2.3    Het hof heeft het verzoek mondeling behandeld ter openbare zitting van 29 oktober  2018, waar verzoeker en klaagster, bijgestaan door [naam gemachtigde], zijn verschenen. Verzoeker heeft gepleit aan de hand van een pleitnota.

3    BEOORDELING

3.1    Het hof stelt voorop dat tegen een beslissing van het hof in de Advocatenwet geen rechtsmiddel is opengesteld, ook niet dat van herziening. Bij uitzondering kan hierover anders worden geoordeeld, doch uitsluitend indien en voor zover mocht blijken dat bij de behandeling van het hoger beroep geen sprake is geweest van een eerlijk proces doordat een fundamenteel rechtsbeginsel is geschonden (zie onder meer Hof van Discipline van 24 augustus 2015, 7417, ECLI:NL:TAHVD:2015:271).

3.2    Indien geen sprake is geweest van een zodanige schending wordt het beroep op die grond verworpen.

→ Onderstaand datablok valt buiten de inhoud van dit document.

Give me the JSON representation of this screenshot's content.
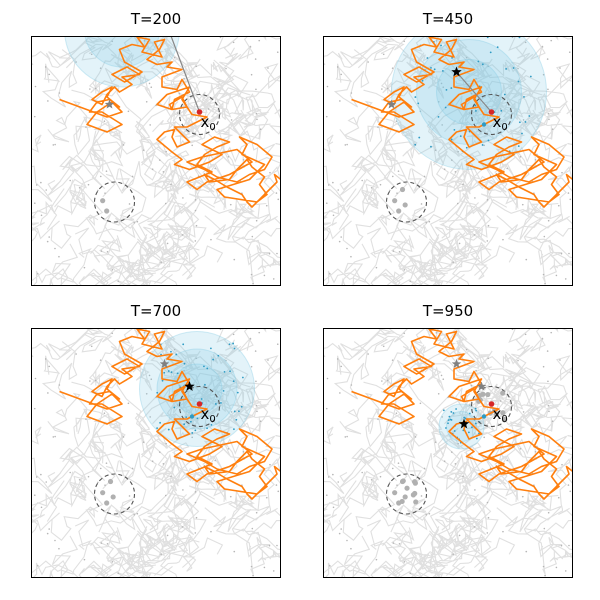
{
  "panels": [
    {
      "title": "T=200",
      "x0_label": "x",
      "x0_sub": "0"
    },
    {
      "title": "T=450",
      "x0_label": "x",
      "x0_sub": "0"
    },
    {
      "title": "T=700",
      "x0_label": "x",
      "x0_sub": "0"
    },
    {
      "title": "T=950",
      "x0_label": "x",
      "x0_sub": "0"
    }
  ],
  "colors": {
    "trajectory": "#ff7f0e",
    "background_paths": "#e0e0e0",
    "belief": "#7ec8e3",
    "target": "#d62728",
    "estimate_star": "#000000",
    "prior_star": "#808080",
    "circle": "#555555"
  },
  "chart_data": {
    "type": "line",
    "xlim": [
      0,
      1
    ],
    "ylim": [
      0,
      1
    ],
    "grid": false,
    "axis_ticks": false,
    "trajectory": {
      "x": [
        0.11,
        0.3,
        0.36,
        0.32,
        0.26,
        0.22,
        0.3,
        0.36,
        0.28,
        0.23,
        0.26,
        0.31,
        0.35,
        0.3,
        0.32,
        0.28,
        0.24,
        0.28,
        0.3,
        0.33,
        0.35,
        0.4,
        0.36,
        0.43,
        0.38,
        0.32,
        0.37,
        0.44,
        0.37,
        0.35,
        0.4,
        0.45,
        0.42,
        0.47,
        0.44,
        0.52,
        0.49,
        0.53,
        0.51,
        0.46,
        0.5,
        0.56,
        0.54,
        0.6,
        0.52,
        0.52,
        0.58,
        0.6,
        0.63,
        0.57,
        0.56,
        0.55,
        0.6,
        0.62,
        0.56,
        0.5,
        0.54,
        0.63,
        0.6,
        0.64,
        0.7,
        0.62,
        0.57,
        0.6,
        0.63,
        0.58,
        0.56,
        0.57,
        0.53,
        0.5,
        0.56,
        0.6,
        0.57,
        0.63,
        0.71,
        0.76,
        0.68,
        0.73,
        0.79,
        0.74,
        0.69,
        0.66,
        0.72,
        0.67,
        0.62,
        0.66,
        0.7,
        0.79,
        0.88,
        0.82,
        0.68,
        0.62,
        0.69,
        0.74,
        0.82,
        0.87,
        0.93,
        0.96,
        0.9,
        0.83,
        0.86,
        0.84,
        0.93,
        0.9,
        0.87,
        0.74,
        0.77,
        0.9,
        0.94,
        0.91,
        0.93,
        0.88,
        0.86,
        0.82,
        0.79,
        0.71,
        0.69,
        0.73,
        0.78,
        0.84,
        0.86,
        0.88,
        0.92,
        0.95,
        0.98,
        0.97,
        1.02
      ],
      "y": [
        0.75,
        0.68,
        0.7,
        0.74,
        0.7,
        0.65,
        0.62,
        0.65,
        0.7,
        0.7,
        0.74,
        0.75,
        0.72,
        0.76,
        0.8,
        0.78,
        0.75,
        0.73,
        0.77,
        0.8,
        0.78,
        0.81,
        0.84,
        0.85,
        0.88,
        0.85,
        0.82,
        0.86,
        0.9,
        0.95,
        0.97,
        0.96,
        1.0,
        0.99,
        0.94,
        0.92,
        0.98,
        0.99,
        0.95,
        0.91,
        0.89,
        0.9,
        0.88,
        0.87,
        0.84,
        0.8,
        0.79,
        0.83,
        0.78,
        0.75,
        0.71,
        0.73,
        0.76,
        0.72,
        0.71,
        0.73,
        0.77,
        0.8,
        0.75,
        0.69,
        0.68,
        0.64,
        0.64,
        0.61,
        0.58,
        0.56,
        0.6,
        0.63,
        0.62,
        0.59,
        0.54,
        0.51,
        0.49,
        0.47,
        0.5,
        0.53,
        0.57,
        0.6,
        0.58,
        0.56,
        0.53,
        0.49,
        0.46,
        0.44,
        0.42,
        0.39,
        0.42,
        0.45,
        0.5,
        0.55,
        0.52,
        0.5,
        0.47,
        0.44,
        0.42,
        0.45,
        0.47,
        0.52,
        0.57,
        0.6,
        0.57,
        0.53,
        0.49,
        0.46,
        0.43,
        0.39,
        0.36,
        0.34,
        0.37,
        0.41,
        0.44,
        0.48,
        0.51,
        0.47,
        0.43,
        0.42,
        0.45,
        0.43,
        0.4,
        0.37,
        0.34,
        0.32,
        0.36,
        0.39,
        0.42,
        0.45,
        0.41
      ]
    },
    "x0": [
      0.67,
      0.7
    ],
    "circles": [
      {
        "center": [
          0.67,
          0.69
        ],
        "radius": 0.08
      },
      {
        "center": [
          0.33,
          0.34
        ],
        "radius": 0.08
      }
    ],
    "frames": [
      {
        "T": 200,
        "estimate": null,
        "belief_center": [
          0.36,
          1.03
        ],
        "belief_radii": [
          0.23,
          0.15
        ],
        "prior_marker": [
          0.31,
          0.73
        ],
        "link_from": [
          0.55,
          1.02
        ]
      },
      {
        "T": 450,
        "estimate": [
          0.53,
          0.86
        ],
        "belief_center": [
          0.58,
          0.78
        ],
        "belief_radii": [
          0.31,
          0.21,
          0.13
        ],
        "prior_marker": [
          0.27,
          0.73
        ],
        "link_from": [
          0.53,
          0.86
        ]
      },
      {
        "T": 700,
        "estimate": [
          0.63,
          0.77
        ],
        "belief_center": [
          0.66,
          0.76
        ],
        "belief_radii": [
          0.23,
          0.16,
          0.1
        ],
        "prior_marker": [
          0.53,
          0.86
        ],
        "link_from": null
      },
      {
        "T": 950,
        "estimate": [
          0.56,
          0.62
        ],
        "belief_center": [
          0.55,
          0.61
        ],
        "belief_radii": [
          0.09,
          0.06
        ],
        "prior_marker": [
          0.53,
          0.86
        ],
        "second_prior": [
          0.63,
          0.77
        ],
        "link_from": null
      }
    ]
  }
}
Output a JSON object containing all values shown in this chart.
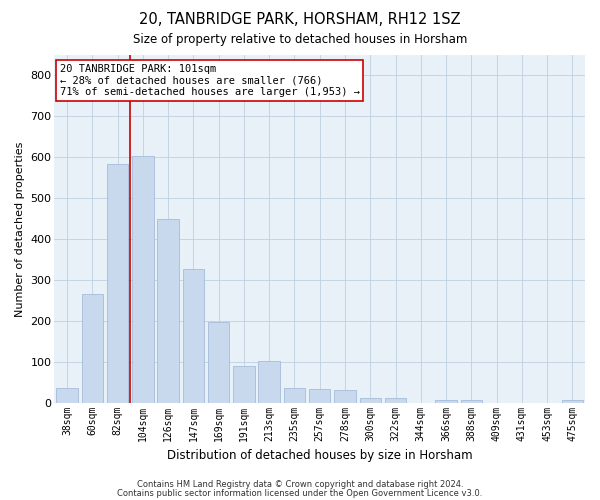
{
  "title1": "20, TANBRIDGE PARK, HORSHAM, RH12 1SZ",
  "title2": "Size of property relative to detached houses in Horsham",
  "xlabel": "Distribution of detached houses by size in Horsham",
  "ylabel": "Number of detached properties",
  "categories": [
    "38sqm",
    "60sqm",
    "82sqm",
    "104sqm",
    "126sqm",
    "147sqm",
    "169sqm",
    "191sqm",
    "213sqm",
    "235sqm",
    "257sqm",
    "278sqm",
    "300sqm",
    "322sqm",
    "344sqm",
    "366sqm",
    "388sqm",
    "409sqm",
    "431sqm",
    "453sqm",
    "475sqm"
  ],
  "values": [
    37,
    267,
    585,
    603,
    450,
    328,
    197,
    90,
    103,
    37,
    35,
    32,
    13,
    13,
    0,
    8,
    8,
    0,
    0,
    0,
    8
  ],
  "bar_color": "#c8d9ee",
  "bar_edge_color": "#9ab4d4",
  "vline_color": "#cc0000",
  "vline_x_index": 3,
  "annotation_text": "20 TANBRIDGE PARK: 101sqm\n← 28% of detached houses are smaller (766)\n71% of semi-detached houses are larger (1,953) →",
  "annotation_box_facecolor": "#ffffff",
  "annotation_box_edgecolor": "#cc0000",
  "grid_color": "#c0d0e0",
  "background_color": "#e8f0f8",
  "footer1": "Contains HM Land Registry data © Crown copyright and database right 2024.",
  "footer2": "Contains public sector information licensed under the Open Government Licence v3.0.",
  "ylim": [
    0,
    850
  ],
  "yticks": [
    0,
    100,
    200,
    300,
    400,
    500,
    600,
    700,
    800
  ],
  "title1_fontsize": 10.5,
  "title2_fontsize": 8.5,
  "xlabel_fontsize": 8.5,
  "ylabel_fontsize": 8,
  "xtick_fontsize": 7,
  "ytick_fontsize": 8,
  "ann_fontsize": 7.5,
  "footer_fontsize": 6
}
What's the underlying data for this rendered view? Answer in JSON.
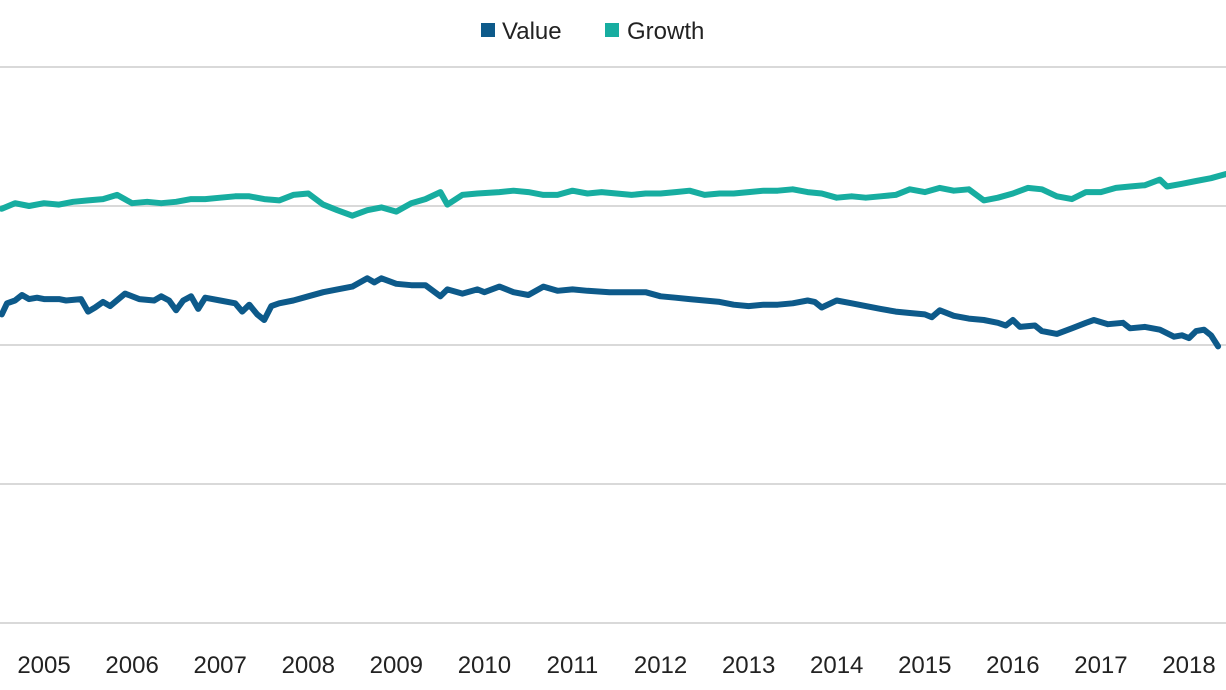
{
  "chart_data": {
    "type": "line",
    "title": "",
    "xlabel": "",
    "ylabel": "",
    "x_ticks": [
      "2005",
      "2006",
      "2007",
      "2008",
      "2009",
      "2010",
      "2011",
      "2012",
      "2013",
      "2014",
      "2015",
      "2016",
      "2017",
      "2018"
    ],
    "x_start": 2004.5,
    "x_end": 2018.42,
    "ylim": [
      0,
      4
    ],
    "y_gridlines": [
      0,
      1,
      2,
      3,
      4
    ],
    "grid": true,
    "legend_position": "top-center",
    "series": [
      {
        "name": "Value",
        "color": "#0d5a8a",
        "points": [
          [
            2004.52,
            2.22
          ],
          [
            2004.58,
            2.3
          ],
          [
            2004.67,
            2.32
          ],
          [
            2004.75,
            2.36
          ],
          [
            2004.83,
            2.33
          ],
          [
            2004.92,
            2.34
          ],
          [
            2005.0,
            2.33
          ],
          [
            2005.17,
            2.33
          ],
          [
            2005.25,
            2.32
          ],
          [
            2005.42,
            2.33
          ],
          [
            2005.5,
            2.24
          ],
          [
            2005.58,
            2.27
          ],
          [
            2005.67,
            2.31
          ],
          [
            2005.75,
            2.28
          ],
          [
            2005.92,
            2.37
          ],
          [
            2006.08,
            2.33
          ],
          [
            2006.25,
            2.32
          ],
          [
            2006.33,
            2.35
          ],
          [
            2006.42,
            2.32
          ],
          [
            2006.5,
            2.25
          ],
          [
            2006.58,
            2.32
          ],
          [
            2006.67,
            2.35
          ],
          [
            2006.75,
            2.26
          ],
          [
            2006.83,
            2.34
          ],
          [
            2007.0,
            2.32
          ],
          [
            2007.17,
            2.3
          ],
          [
            2007.25,
            2.24
          ],
          [
            2007.33,
            2.29
          ],
          [
            2007.42,
            2.22
          ],
          [
            2007.5,
            2.18
          ],
          [
            2007.58,
            2.28
          ],
          [
            2007.67,
            2.3
          ],
          [
            2007.83,
            2.32
          ],
          [
            2008.0,
            2.35
          ],
          [
            2008.17,
            2.38
          ],
          [
            2008.33,
            2.4
          ],
          [
            2008.5,
            2.42
          ],
          [
            2008.67,
            2.48
          ],
          [
            2008.75,
            2.45
          ],
          [
            2008.83,
            2.48
          ],
          [
            2009.0,
            2.44
          ],
          [
            2009.17,
            2.43
          ],
          [
            2009.33,
            2.43
          ],
          [
            2009.5,
            2.35
          ],
          [
            2009.58,
            2.4
          ],
          [
            2009.75,
            2.37
          ],
          [
            2009.92,
            2.4
          ],
          [
            2010.0,
            2.38
          ],
          [
            2010.17,
            2.42
          ],
          [
            2010.33,
            2.38
          ],
          [
            2010.5,
            2.36
          ],
          [
            2010.67,
            2.42
          ],
          [
            2010.83,
            2.39
          ],
          [
            2011.0,
            2.4
          ],
          [
            2011.17,
            2.39
          ],
          [
            2011.42,
            2.38
          ],
          [
            2011.67,
            2.38
          ],
          [
            2011.83,
            2.38
          ],
          [
            2012.0,
            2.35
          ],
          [
            2012.17,
            2.34
          ],
          [
            2012.33,
            2.33
          ],
          [
            2012.5,
            2.32
          ],
          [
            2012.67,
            2.31
          ],
          [
            2012.83,
            2.29
          ],
          [
            2013.0,
            2.28
          ],
          [
            2013.17,
            2.29
          ],
          [
            2013.33,
            2.29
          ],
          [
            2013.5,
            2.3
          ],
          [
            2013.67,
            2.32
          ],
          [
            2013.75,
            2.31
          ],
          [
            2013.83,
            2.27
          ],
          [
            2014.0,
            2.32
          ],
          [
            2014.17,
            2.3
          ],
          [
            2014.33,
            2.28
          ],
          [
            2014.5,
            2.26
          ],
          [
            2014.67,
            2.24
          ],
          [
            2014.83,
            2.23
          ],
          [
            2015.0,
            2.22
          ],
          [
            2015.08,
            2.2
          ],
          [
            2015.17,
            2.25
          ],
          [
            2015.33,
            2.21
          ],
          [
            2015.5,
            2.19
          ],
          [
            2015.67,
            2.18
          ],
          [
            2015.83,
            2.16
          ],
          [
            2015.92,
            2.14
          ],
          [
            2016.0,
            2.18
          ],
          [
            2016.08,
            2.13
          ],
          [
            2016.25,
            2.14
          ],
          [
            2016.33,
            2.1
          ],
          [
            2016.5,
            2.08
          ],
          [
            2016.67,
            2.12
          ],
          [
            2016.83,
            2.16
          ],
          [
            2016.92,
            2.18
          ],
          [
            2017.08,
            2.15
          ],
          [
            2017.25,
            2.16
          ],
          [
            2017.33,
            2.12
          ],
          [
            2017.5,
            2.13
          ],
          [
            2017.67,
            2.11
          ],
          [
            2017.83,
            2.06
          ],
          [
            2017.92,
            2.07
          ],
          [
            2018.0,
            2.05
          ],
          [
            2018.08,
            2.1
          ],
          [
            2018.17,
            2.11
          ],
          [
            2018.25,
            2.07
          ],
          [
            2018.33,
            1.99
          ]
        ]
      },
      {
        "name": "Growth",
        "color": "#17ada0",
        "points": [
          [
            2004.52,
            2.98
          ],
          [
            2004.67,
            3.02
          ],
          [
            2004.83,
            3.0
          ],
          [
            2005.0,
            3.02
          ],
          [
            2005.17,
            3.01
          ],
          [
            2005.33,
            3.03
          ],
          [
            2005.5,
            3.04
          ],
          [
            2005.67,
            3.05
          ],
          [
            2005.83,
            3.08
          ],
          [
            2006.0,
            3.02
          ],
          [
            2006.17,
            3.03
          ],
          [
            2006.33,
            3.02
          ],
          [
            2006.5,
            3.03
          ],
          [
            2006.67,
            3.05
          ],
          [
            2006.83,
            3.05
          ],
          [
            2007.0,
            3.06
          ],
          [
            2007.17,
            3.07
          ],
          [
            2007.33,
            3.07
          ],
          [
            2007.5,
            3.05
          ],
          [
            2007.67,
            3.04
          ],
          [
            2007.83,
            3.08
          ],
          [
            2008.0,
            3.09
          ],
          [
            2008.17,
            3.01
          ],
          [
            2008.33,
            2.97
          ],
          [
            2008.5,
            2.93
          ],
          [
            2008.67,
            2.97
          ],
          [
            2008.83,
            2.99
          ],
          [
            2009.0,
            2.96
          ],
          [
            2009.17,
            3.02
          ],
          [
            2009.33,
            3.05
          ],
          [
            2009.5,
            3.1
          ],
          [
            2009.58,
            3.01
          ],
          [
            2009.75,
            3.08
          ],
          [
            2009.92,
            3.09
          ],
          [
            2010.17,
            3.1
          ],
          [
            2010.33,
            3.11
          ],
          [
            2010.5,
            3.1
          ],
          [
            2010.67,
            3.08
          ],
          [
            2010.83,
            3.08
          ],
          [
            2011.0,
            3.11
          ],
          [
            2011.17,
            3.09
          ],
          [
            2011.33,
            3.1
          ],
          [
            2011.5,
            3.09
          ],
          [
            2011.67,
            3.08
          ],
          [
            2011.83,
            3.09
          ],
          [
            2012.0,
            3.09
          ],
          [
            2012.17,
            3.1
          ],
          [
            2012.33,
            3.11
          ],
          [
            2012.5,
            3.08
          ],
          [
            2012.67,
            3.09
          ],
          [
            2012.83,
            3.09
          ],
          [
            2013.0,
            3.1
          ],
          [
            2013.17,
            3.11
          ],
          [
            2013.33,
            3.11
          ],
          [
            2013.5,
            3.12
          ],
          [
            2013.67,
            3.1
          ],
          [
            2013.83,
            3.09
          ],
          [
            2014.0,
            3.06
          ],
          [
            2014.17,
            3.07
          ],
          [
            2014.33,
            3.06
          ],
          [
            2014.5,
            3.07
          ],
          [
            2014.67,
            3.08
          ],
          [
            2014.83,
            3.12
          ],
          [
            2015.0,
            3.1
          ],
          [
            2015.17,
            3.13
          ],
          [
            2015.33,
            3.11
          ],
          [
            2015.5,
            3.12
          ],
          [
            2015.67,
            3.04
          ],
          [
            2015.83,
            3.06
          ],
          [
            2016.0,
            3.09
          ],
          [
            2016.17,
            3.13
          ],
          [
            2016.33,
            3.12
          ],
          [
            2016.5,
            3.07
          ],
          [
            2016.67,
            3.05
          ],
          [
            2016.83,
            3.1
          ],
          [
            2017.0,
            3.1
          ],
          [
            2017.17,
            3.13
          ],
          [
            2017.33,
            3.14
          ],
          [
            2017.5,
            3.15
          ],
          [
            2017.67,
            3.19
          ],
          [
            2017.75,
            3.14
          ],
          [
            2017.92,
            3.16
          ],
          [
            2018.08,
            3.18
          ],
          [
            2018.25,
            3.2
          ],
          [
            2018.42,
            3.23
          ]
        ]
      }
    ]
  }
}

Aan een verdere inhoudelijke beoordeling van het geschil wordt dan niet toegekomen.

3.3    Verzoeker heeft aan zijn herzieningsverzoek ten grondslag gelegd dat het hof een fundamenteel rechtsbeginsel heeft geschonden. Ter onderbouwing heeft verzoeker het volgende aangevoerd: de uitspraak van de raad, die door het hof is bekrachtigd, is gebaseerd op aannames die zijn gedaan op basis van vervalste e-mailberichten en het indienen van de klacht is volgens verzoeker destijds ingegeven doordat klaagster de declaratie niet wilde betalen.

3.4    De argumenten die verzoeker ten grondslag heeft gelegd aan zijn verzoek om herziening zijn door hem reeds in de voorgaande procedures aangevoerd en door het hof betrokken in zijn oordeelsvorming. Het betreft derhalve een herhaling van zetten. Ook in het kader van deze procedure is het hof niet gebleken dat er tuchtrecht is gesproken op grond van vervalste bewijsmiddelen. Verzoeker heeft dan ook geen deugdelijke grond naar voren gebracht waaruit het hof zou kunnen dan wel moeten afleiden dat geen sprake is geweest van een eerlijk proces.

3.5    Het hof concludeert derhalve dat het verzoek om herziening dient te worden verworpen.

BESLISSING

Het Hof van Discipline:

-    verwerpt het beroep van verzoeker

Aldus gewezen door mr. J. Blokland, voorzitter, mrs. M.L. Weerkamp, , B. Stapert, leden, in tegenwoordigheid van mr. V.H. Wagner,  griffier, en in het openbaar uitgesproken op 21 december 2018.

griffier    voorzitter                           

De beslissing is verzonden op 21 december 2018.